Addressing these challenges
We have designed a suite of activities to address these challenges. At the outset we build communities (Special Interest Groups) where people with an interest in the area can convene and work with like-minded individuals to identify and overcome the barriers. Identifying what needs to be done; collaborating to make progress faster; people on the demand-side explaining to those on the supply-side what the technology really needs to do etc.
Then we make small investments, working with colleagues in the research councils and across Government, to help companies take their first steps with the technology. These feasibility studies are relatively inexpensive, and allow people to explore in a range of possible applications, which really might be viable. Later on we fund larger projects to accelerate to market new products, processes or services in areas where there is more confidence of success. In some areas we also help the industry to grow faster by establishing, with our partners EPSRC, an Innovation and Knowledge Centre (IKC) – bringing together expertise and equipment to further develop the technology and help nucleate the emerging industry.
Articulating a vision and having a strategy
Sometimes we work with the emerging sector to build national roadmaps that articulate a vision for the new sector and lays out what has to happen to achieve it. We have done this in synthetic biology and stratified medicine, and are shortly to publish roadmaps for quantum technologies and non-animal technologies. You can view our Emerging Technologies and Industries strategy. Taking a strategic view is really important.
Most people underestimate just how long it takes to commercialise a disruptive technology. To give just one example, Kodak demonstrated the first digital camera in 1975, but it wasn’t until 2003 that sales of digital cameras in the USA overtook sales of 35mm film cameras. That is 28 years later. If the UK is to succeed in commercialising emerging technologies it will only be through patient hard work and deploying sufficient resources over the longer term. Not promising too much too soon, and not giving up too early. This is one of the reasons we produce strategies in each of our major investment areas.

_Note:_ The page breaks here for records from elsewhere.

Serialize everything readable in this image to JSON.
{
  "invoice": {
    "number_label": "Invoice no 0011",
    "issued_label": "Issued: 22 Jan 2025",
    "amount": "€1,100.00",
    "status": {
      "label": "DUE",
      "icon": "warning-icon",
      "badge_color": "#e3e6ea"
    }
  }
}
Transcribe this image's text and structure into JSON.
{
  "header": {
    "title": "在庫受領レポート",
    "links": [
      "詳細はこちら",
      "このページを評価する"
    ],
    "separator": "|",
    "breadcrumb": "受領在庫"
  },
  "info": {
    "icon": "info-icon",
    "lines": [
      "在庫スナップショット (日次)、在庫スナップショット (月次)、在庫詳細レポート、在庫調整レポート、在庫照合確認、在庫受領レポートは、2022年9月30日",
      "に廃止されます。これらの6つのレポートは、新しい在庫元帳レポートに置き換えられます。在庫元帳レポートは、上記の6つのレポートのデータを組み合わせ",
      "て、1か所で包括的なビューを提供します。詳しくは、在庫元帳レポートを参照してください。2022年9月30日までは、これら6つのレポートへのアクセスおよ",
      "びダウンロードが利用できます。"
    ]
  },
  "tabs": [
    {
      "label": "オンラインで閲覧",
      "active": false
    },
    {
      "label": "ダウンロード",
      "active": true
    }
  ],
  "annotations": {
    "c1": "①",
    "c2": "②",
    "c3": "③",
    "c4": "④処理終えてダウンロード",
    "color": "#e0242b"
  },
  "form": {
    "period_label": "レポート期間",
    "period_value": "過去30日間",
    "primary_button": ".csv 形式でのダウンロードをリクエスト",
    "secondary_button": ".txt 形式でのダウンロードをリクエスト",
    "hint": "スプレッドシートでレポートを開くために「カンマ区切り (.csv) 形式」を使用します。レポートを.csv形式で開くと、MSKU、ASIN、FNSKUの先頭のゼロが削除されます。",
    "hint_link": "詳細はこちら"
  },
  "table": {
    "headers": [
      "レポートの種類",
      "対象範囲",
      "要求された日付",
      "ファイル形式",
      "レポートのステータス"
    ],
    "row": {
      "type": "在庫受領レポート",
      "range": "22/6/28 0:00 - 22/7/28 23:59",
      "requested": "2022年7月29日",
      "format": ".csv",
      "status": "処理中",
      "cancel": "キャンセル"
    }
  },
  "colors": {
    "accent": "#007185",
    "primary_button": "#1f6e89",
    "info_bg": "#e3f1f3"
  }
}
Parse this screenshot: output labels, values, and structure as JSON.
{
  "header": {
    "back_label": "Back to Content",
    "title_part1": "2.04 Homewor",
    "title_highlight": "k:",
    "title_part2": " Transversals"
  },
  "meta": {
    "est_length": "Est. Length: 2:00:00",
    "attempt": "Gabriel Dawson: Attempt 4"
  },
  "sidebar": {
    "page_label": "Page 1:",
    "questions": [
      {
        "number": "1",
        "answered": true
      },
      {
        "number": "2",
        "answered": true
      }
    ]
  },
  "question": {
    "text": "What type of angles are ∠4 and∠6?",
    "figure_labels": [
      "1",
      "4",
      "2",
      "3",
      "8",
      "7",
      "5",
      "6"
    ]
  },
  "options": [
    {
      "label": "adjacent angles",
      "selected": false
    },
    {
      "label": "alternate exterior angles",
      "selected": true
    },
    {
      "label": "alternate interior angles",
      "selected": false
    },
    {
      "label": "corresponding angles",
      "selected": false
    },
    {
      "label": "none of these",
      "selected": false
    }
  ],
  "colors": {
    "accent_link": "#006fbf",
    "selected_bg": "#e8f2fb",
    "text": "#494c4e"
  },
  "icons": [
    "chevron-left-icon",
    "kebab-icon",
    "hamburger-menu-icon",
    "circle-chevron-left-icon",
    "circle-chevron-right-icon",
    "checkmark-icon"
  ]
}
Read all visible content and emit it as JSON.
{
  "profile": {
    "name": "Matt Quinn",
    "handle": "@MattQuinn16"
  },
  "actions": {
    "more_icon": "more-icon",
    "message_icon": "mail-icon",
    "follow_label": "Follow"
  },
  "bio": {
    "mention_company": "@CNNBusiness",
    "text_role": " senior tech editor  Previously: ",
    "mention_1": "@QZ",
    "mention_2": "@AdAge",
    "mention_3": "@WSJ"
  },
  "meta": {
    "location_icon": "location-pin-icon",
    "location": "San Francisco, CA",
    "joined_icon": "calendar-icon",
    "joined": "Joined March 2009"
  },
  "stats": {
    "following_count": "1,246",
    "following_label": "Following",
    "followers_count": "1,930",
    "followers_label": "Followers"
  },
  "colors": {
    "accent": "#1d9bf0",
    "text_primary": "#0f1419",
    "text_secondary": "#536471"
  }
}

Throughout this, the creation of ‘demonstrators’ of various kinds is essential. They come in all sorts of different shapes and sizes (not just late stage, demonstration at scale). You can demonstrate that something works at the laboratory bench. You can demonstrate to a potential customer, however clumsily, that the technology might work in their application. You can demonstrate to company management that it could be a fit in the existing product lines and so on. Work at the IfM at Cambridge University has shown that demonstrators are an essential part of accelerating emerging technologies, and investing in demonstrators is a core part of our own strategy.
From emerging technology to existing technology
In conclusion, commercialising early stage technologies is a really difficult thing to do. It takes a long time, and is fraught with risk of failure. So why are we so excited about it? Well, just take a look at our world with its optical fibres, photovoltaics, portable entertainment devices, semi-conductors, software, gyroscopes, cancer therapies, synthetic diamond, batteries, digital cameras, catalytic converters, flat panel displays, ink jet printers, and medical imagers (including MRI, ultrasound, tomography and X-ray). They were all emerging technologies once.
What’s exciting is to imagine what the next ones might be, and then to try to do something about it.